How Do I Use A Grow Light?

Turn the grow light on during the times that a plant would naturally receive light.

Try to place the grow light directly above the plant to avoid uneven growth. If that is not possible, rotate the plants every month so all sides of the plant receive even light.

Don’t place the grow light too close to the succulent – the ideal distance will depend on the power of the grow light and the type of succulent. You may need to experiment to find the optimal height for your grow light. Too close, and the light may be too intense and too hot. To start, place your succulents about 12 to 18 inches (30 to 45 cm) away from the light source. This provides a good starting point for most succulent varieties.

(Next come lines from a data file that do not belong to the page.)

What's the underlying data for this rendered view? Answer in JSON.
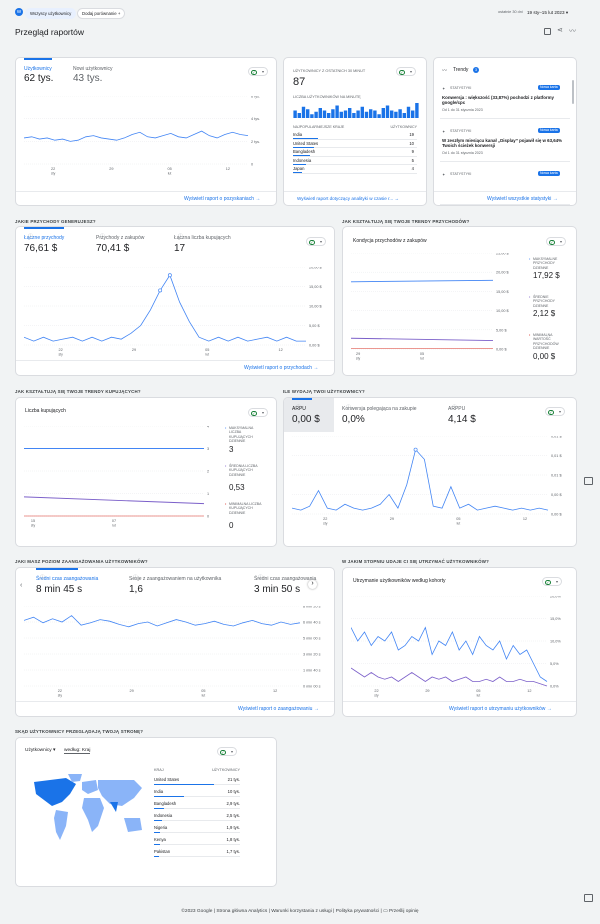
{
  "header": {
    "avatar": "W",
    "comparison_chip": "Wszyscy użytkownicy",
    "add_comparison": "Dodaj porównanie",
    "date_prefix": "ostatnie 30 dni",
    "date_range": "19 sty–15 lut 2023"
  },
  "page_title": "Przegląd raportów",
  "users_card": {
    "m1_label": "Użytkownicy",
    "m1_value": "62 tys.",
    "m2_label": "Nowi użytkownicy",
    "m2_value": "43 tys.",
    "yticks": [
      "6 tys.",
      "4 tys.",
      "2 tys.",
      "0"
    ],
    "xticks": [
      "22",
      "29",
      "05",
      "12"
    ],
    "xsub": [
      "sty",
      "",
      "lut",
      ""
    ],
    "link": "Wyświetl raport o pozyskaniach"
  },
  "realtime": {
    "label": "UŻYTKOWNICY Z OSTATNICH 30 MINUT",
    "value": "87",
    "sub": "LICZBA UŻYTKOWNIKÓW NA MINUTĘ",
    "bars": [
      6,
      4,
      9,
      7,
      3,
      5,
      8,
      6,
      4,
      7,
      10,
      5,
      6,
      8,
      4,
      6,
      9,
      5,
      7,
      6,
      3,
      8,
      10,
      6,
      5,
      7,
      4,
      9,
      6,
      12
    ],
    "col1": "NAJPOPULARNIEJSZE KRAJE",
    "col2": "UŻYTKOWNICY",
    "rows": [
      {
        "k": "India",
        "v": "19"
      },
      {
        "k": "United States",
        "v": "10"
      },
      {
        "k": "Bangladesh",
        "v": "9"
      },
      {
        "k": "Indonesia",
        "v": "5"
      },
      {
        "k": "Japan",
        "v": "4"
      }
    ],
    "link": "Wyświetl raport dotyczący analityki w czasie r..."
  },
  "trends": {
    "title": "Trendy",
    "badge": "3",
    "items": [
      {
        "tag": "STATYSTYKI",
        "new": "Nowa karta",
        "text": "Konwersja : większość (33,87%) pochodzi z platformy google/cpc",
        "date": "Od 1 do 31 stycznia 2023"
      },
      {
        "tag": "STATYSTYKI",
        "new": "Nowa karta",
        "text": "W zeszłym miesiącu kanał „Display” pojawił się w 63,64% Twoich ścieżek konwersji",
        "date": "Od 1 do 31 stycznia 2023"
      },
      {
        "tag": "STATYSTYKI",
        "new": "Nowa karta",
        "text": "",
        "date": ""
      }
    ],
    "link": "Wyświetl wszystkie statystyki"
  },
  "rev": {
    "section": "JAKIE PRZYCHODY GENERUJESZ?",
    "m": [
      {
        "l": "Łączne przychody",
        "v": "76,61 $"
      },
      {
        "l": "Przychody z zakupów",
        "v": "70,41 $"
      },
      {
        "l": "Łączna liczba kupujących",
        "v": "17"
      }
    ],
    "yticks": [
      "20,00 $",
      "15,00 $",
      "10,00 $",
      "5,00 $",
      "0,00 $"
    ],
    "xticks": [
      "22",
      "29",
      "05",
      "12"
    ],
    "xsub": [
      "sty",
      "",
      "lut",
      ""
    ],
    "link": "Wyświetl raport o przychodach"
  },
  "revtrend": {
    "section": "JAK KSZTAŁTUJĄ SIĘ TWOJE TRENDY PRZYCHODÓW?",
    "title": "Kondycja przychodów z zakupów",
    "yticks": [
      "25,00 $",
      "20,00 $",
      "15,00 $",
      "10,00 $",
      "5,00 $",
      "0,00 $"
    ],
    "xticks": [
      "29",
      "05"
    ],
    "xsub": [
      "sty",
      "lut"
    ],
    "s": [
      {
        "l": "MAKSYMALNE PRZYCHODY DZIENNE",
        "v": "17,92 $"
      },
      {
        "l": "ŚREDNIE PRZYCHODY DZIENNE",
        "v": "2,12 $"
      },
      {
        "l": "MINIMALNA WARTOŚĆ PRZYCHODÓW DZIENNIE",
        "v": "0,00 $"
      }
    ]
  },
  "buyers": {
    "section": "JAK KSZTAŁTUJĄ SIĘ TWOJE TRENDY KUPUJĄCYCH?",
    "title": "Liczba kupujących",
    "yticks": [
      "4",
      "3",
      "2",
      "1",
      "0"
    ],
    "xticks": [
      "15",
      "07"
    ],
    "xsub": [
      "sty",
      "lut"
    ],
    "s": [
      {
        "l": "MAKSYMALNA LICZBA KUPUJĄCYCH DZIENNIE",
        "v": "3"
      },
      {
        "l": "ŚREDNIA LICZBA KUPUJĄCYCH DZIENNIE",
        "v": "0,53"
      },
      {
        "l": "MINIMALNA LICZBA KUPUJĄCYCH DZIENNIE",
        "v": "0"
      }
    ]
  },
  "arpu": {
    "section": "ILE WYDAJĄ TWOI UŻYTKOWNICY?",
    "m": [
      {
        "l": "ARPU",
        "v": "0,00 $"
      },
      {
        "l": "Konwersja polegająca na zakupie",
        "v": "0,0%"
      },
      {
        "l": "ARPPU",
        "v": "4,14 $"
      }
    ],
    "yticks": [
      "0,01 $",
      "0,01 $",
      "0,01 $",
      "0,00 $",
      "0,00 $"
    ],
    "xticks": [
      "22",
      "29",
      "05",
      "12"
    ],
    "xsub": [
      "sty",
      "",
      "lut",
      ""
    ]
  },
  "engage": {
    "section": "JAKI MASZ POZIOM ZAANGAŻOWANIA UŻYTKOWNIKÓW?",
    "m": [
      {
        "l": "Średni czas zaangażowania",
        "v": "8 min 45 s"
      },
      {
        "l": "Sesje z zaangażowaniem na użytkownika",
        "v": "1,6"
      },
      {
        "l": "Średni czas zaangażowania",
        "v": "3 min 50 s"
      }
    ],
    "yticks": [
      "8 min 20 s",
      "6 min 40 s",
      "5 min 00 s",
      "3 min 20 s",
      "1 min 40 s",
      "0 min 00 s"
    ],
    "xticks": [
      "22",
      "29",
      "05",
      "12"
    ],
    "xsub": [
      "sty",
      "",
      "lut",
      ""
    ],
    "link": "Wyświetl raport o zaangażowaniu"
  },
  "retention": {
    "section": "W JAKIM STOPNIU UDAJE CI SIĘ UTRZYMAĆ UŻYTKOWNIKÓW?",
    "title": "Utrzymanie użytkowników według kohorty",
    "yticks": [
      "20,0%",
      "15,0%",
      "10,0%",
      "5,0%",
      "0,0%"
    ],
    "xticks": [
      "22",
      "29",
      "05",
      "12"
    ],
    "xsub": [
      "sty",
      "",
      "lut",
      ""
    ],
    "link": "Wyświetl raport o utrzymaniu użytkowników"
  },
  "geo": {
    "section": "SKĄD UŻYTKOWNICY PRZEGLĄDAJĄ TWOJĄ STRONĘ?",
    "select": "Użytkownicy",
    "by": "według: Kraj",
    "col1": "KRAJ",
    "col2": "UŻYTKOWNICY",
    "rows": [
      {
        "k": "United States",
        "v": "21 tys."
      },
      {
        "k": "India",
        "v": "10 tys."
      },
      {
        "k": "Bangladesh",
        "v": "2,9 tys."
      },
      {
        "k": "Indonesia",
        "v": "2,5 tys."
      },
      {
        "k": "Nigeria",
        "v": "1,9 tys."
      },
      {
        "k": "Kenya",
        "v": "1,8 tys."
      },
      {
        "k": "Pakistan",
        "v": "1,7 tys."
      }
    ]
  },
  "footer": {
    "copy": "©2023 Google",
    "l1": "Strona główna Analytics",
    "l2": "Warunki korzystania z usługi",
    "l3": "Polityka prywatności",
    "fb": "Prześlij opinię"
  },
  "colors": {
    "blue": "#4285f4",
    "purple": "#7b5fc9",
    "accent": "#1a73e8"
  }
}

When you first start using grow lights, keep an eye on your succulents. If you notice signs of stress, such as leaf discoloration, or if the plants start to become leggy, you may need to adjust the distance between the succulent and the light.

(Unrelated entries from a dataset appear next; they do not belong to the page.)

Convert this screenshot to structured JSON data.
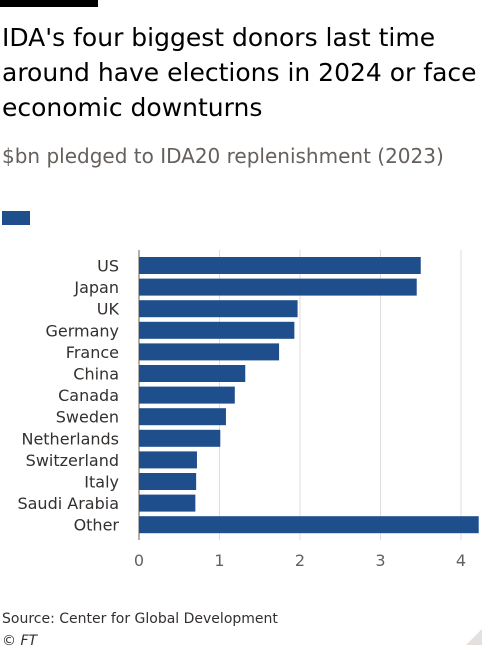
{
  "header": {
    "title": "IDA's four biggest donors last time around have elections in 2024 or face economic downturns",
    "subtitle": "$bn pledged to IDA20 replenishment (2023)"
  },
  "footer": {
    "source": "Source: Center for Global Development",
    "copyright": "© FT"
  },
  "colors": {
    "bar": "#1f4e8c",
    "grid": "#e0dcd8",
    "baseline": "#66605c"
  },
  "chart_data": {
    "type": "bar",
    "orientation": "horizontal",
    "title": "IDA's four biggest donors last time around have elections in 2024 or face economic downturns",
    "subtitle": "$bn pledged to IDA20 replenishment (2023)",
    "categories": [
      "US",
      "Japan",
      "UK",
      "Germany",
      "France",
      "China",
      "Canada",
      "Sweden",
      "Netherlands",
      "Switzerland",
      "Italy",
      "Saudi Arabia",
      "Other"
    ],
    "values": [
      3.5,
      3.45,
      1.97,
      1.93,
      1.74,
      1.32,
      1.19,
      1.08,
      1.01,
      0.72,
      0.71,
      0.7,
      4.22
    ],
    "xlim": [
      0,
      4.3
    ],
    "xticks": [
      0,
      1,
      2,
      3,
      4
    ],
    "grid": true,
    "legend": "top-left"
  }
}
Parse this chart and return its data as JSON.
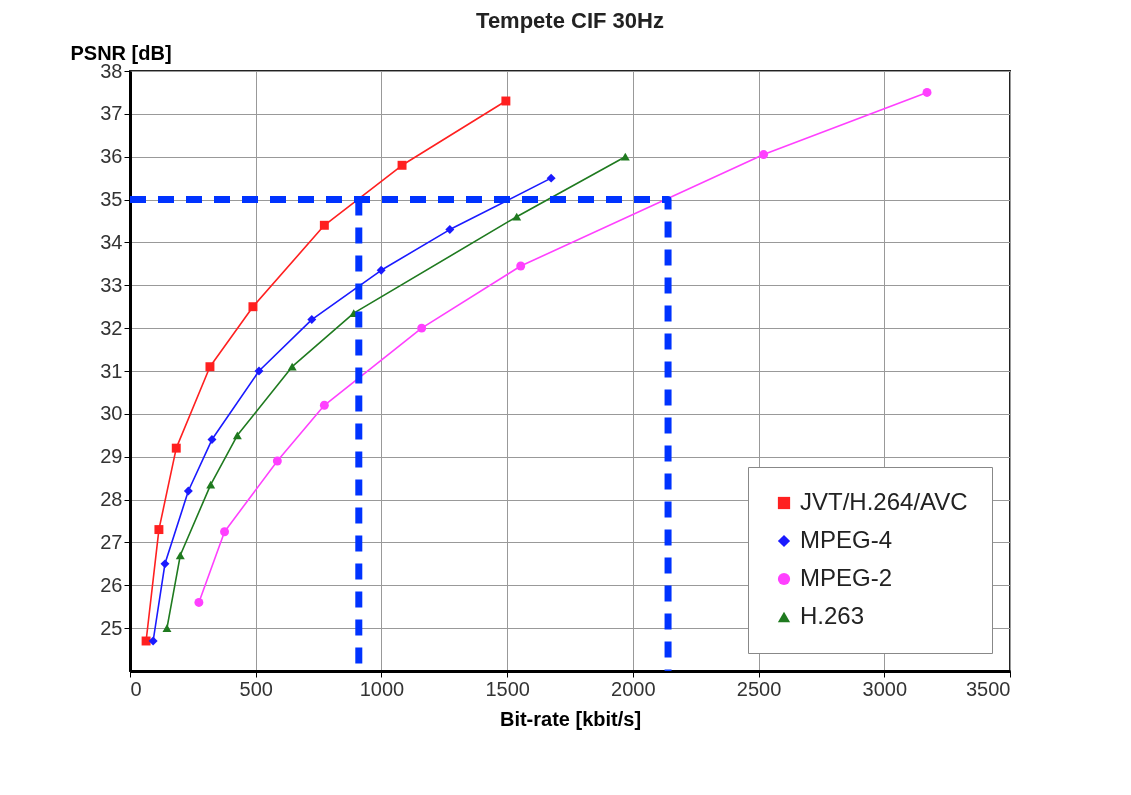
{
  "chart_data": {
    "type": "line",
    "title": "Tempete CIF 30Hz",
    "xlabel": "Bit-rate [kbit/s]",
    "ylabel": "PSNR [dB]",
    "xlim": [
      0,
      3500
    ],
    "xticks": [
      0,
      500,
      1000,
      1500,
      2000,
      2500,
      3000,
      3500
    ],
    "ylim": [
      24,
      38
    ],
    "yticks": [
      25,
      26,
      27,
      28,
      29,
      30,
      31,
      32,
      33,
      34,
      35,
      36,
      37,
      38
    ],
    "grid": true,
    "legend": "bottom right",
    "line_style": "solid",
    "series": [
      {
        "name": "JVT/H.264/AVC",
        "color": "#ff2020",
        "marker": "square",
        "x": [
          64,
          115,
          184,
          318,
          489,
          773,
          1082,
          1495
        ],
        "values": [
          24.7,
          27.3,
          29.2,
          31.1,
          32.5,
          34.4,
          35.8,
          37.3
        ]
      },
      {
        "name": "MPEG-4",
        "color": "#1a1aff",
        "marker": "diamond",
        "x": [
          92,
          139,
          232,
          326,
          513,
          723,
          999,
          1272,
          1675
        ],
        "values": [
          24.7,
          26.5,
          28.2,
          29.4,
          31.0,
          32.2,
          33.35,
          34.3,
          35.5
        ]
      },
      {
        "name": "MPEG-2",
        "color": "#ff40ff",
        "marker": "circle",
        "x": [
          274,
          376,
          586,
          773,
          1160,
          1554,
          2520,
          3170
        ],
        "values": [
          25.6,
          27.25,
          28.9,
          30.2,
          32.0,
          33.45,
          36.05,
          37.5
        ]
      },
      {
        "name": "H.263",
        "color": "#1f7a1f",
        "marker": "triangle",
        "x": [
          147,
          200,
          321,
          427,
          645,
          890,
          1538,
          1970
        ],
        "values": [
          25.0,
          26.7,
          28.35,
          29.5,
          31.1,
          32.35,
          34.6,
          36.0
        ]
      },
      {
        "color": "#0033ff",
        "marker": "none",
        "line_style": "dashed",
        "x": [
          0,
          2140,
          2140
        ],
        "values": [
          35,
          35,
          24
        ]
      },
      {
        "color": "#0033ff",
        "marker": "none",
        "line_style": "dashed",
        "x": [
          910,
          910
        ],
        "values": [
          35,
          24
        ]
      }
    ]
  }
}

How Do I Fix A Leggy Succulent?

Succulent growth that has become stretched out cannot be changed. If you start to provide enough light for your succulent, it will return to its vibrant color but it won’t shrink back to a shorter, more compact plant. Your plant will grow and thrive, and there is no need to do anything further if you are happy with the way the plant looks. However, if you dislike the look and want a more compact succulent, you can prune your plant back to shape or take cuttings to grow a new plant.

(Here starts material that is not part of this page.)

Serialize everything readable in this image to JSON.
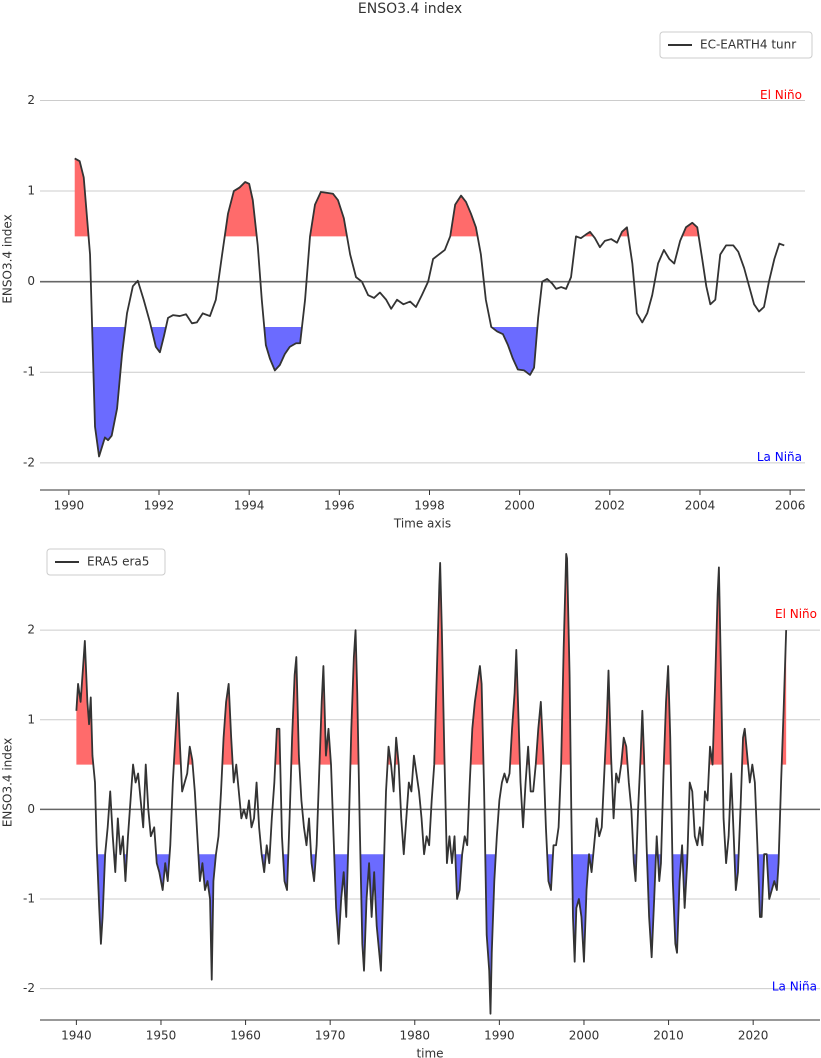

Whichever option you take, you need to make sure you place your plant in brighter light conditions moving forward. If you put it back in the same environment that caused the legginess, your plant will grow leggy again.

So here is how you help your succulent to stop growing tall and leggy and encourage beautiful compact growth.

  1. If your succulent looks otherwise healthy and strong, prune off the leggy growth. That might mean cutting off virtually all the plant.
  2. If the plant is looking less healthy overall but has new healthy growth towards the tips of the stems, take some cuttings of the healthy tips using sharp, sterile scissors. Allow the cut ends to dry out and callous over for a couple of days, and then plant the cuttings.
  3. Move your succulent to a location that receives at least 4 – 6 hours of bright light every day, or use a grow light if that is not possible.
  4. Water your succulent correctly. For more information see our guide to watering succulents.
  5. Apply fertilizer sparingly during your succulent’s growing season (this varies from succulent to succulent but spring is a good bet for most)

Final Word

A leggy, stretched-out, lanky look in a succulent is usually caused by insufficient light. It is usually accompanied by paler, less vibrant leaves. While the color can be reversed if your succulent is moved to a place with enough light, stretched-out growth cannot be reversed. If you want a more compact look for a stretched-out plant, the only option is to prune it or to take a cutting and grow a new plant.

Most succulents require at least 4 – 6 hours of bright, indirect sunlight every day. If you don’t have a location with enough light for your succulent, you can supplement with artificial light from grow lamps.

We hope we have given you some pointers on how to deal with a succulent that is growing tall instead of wide.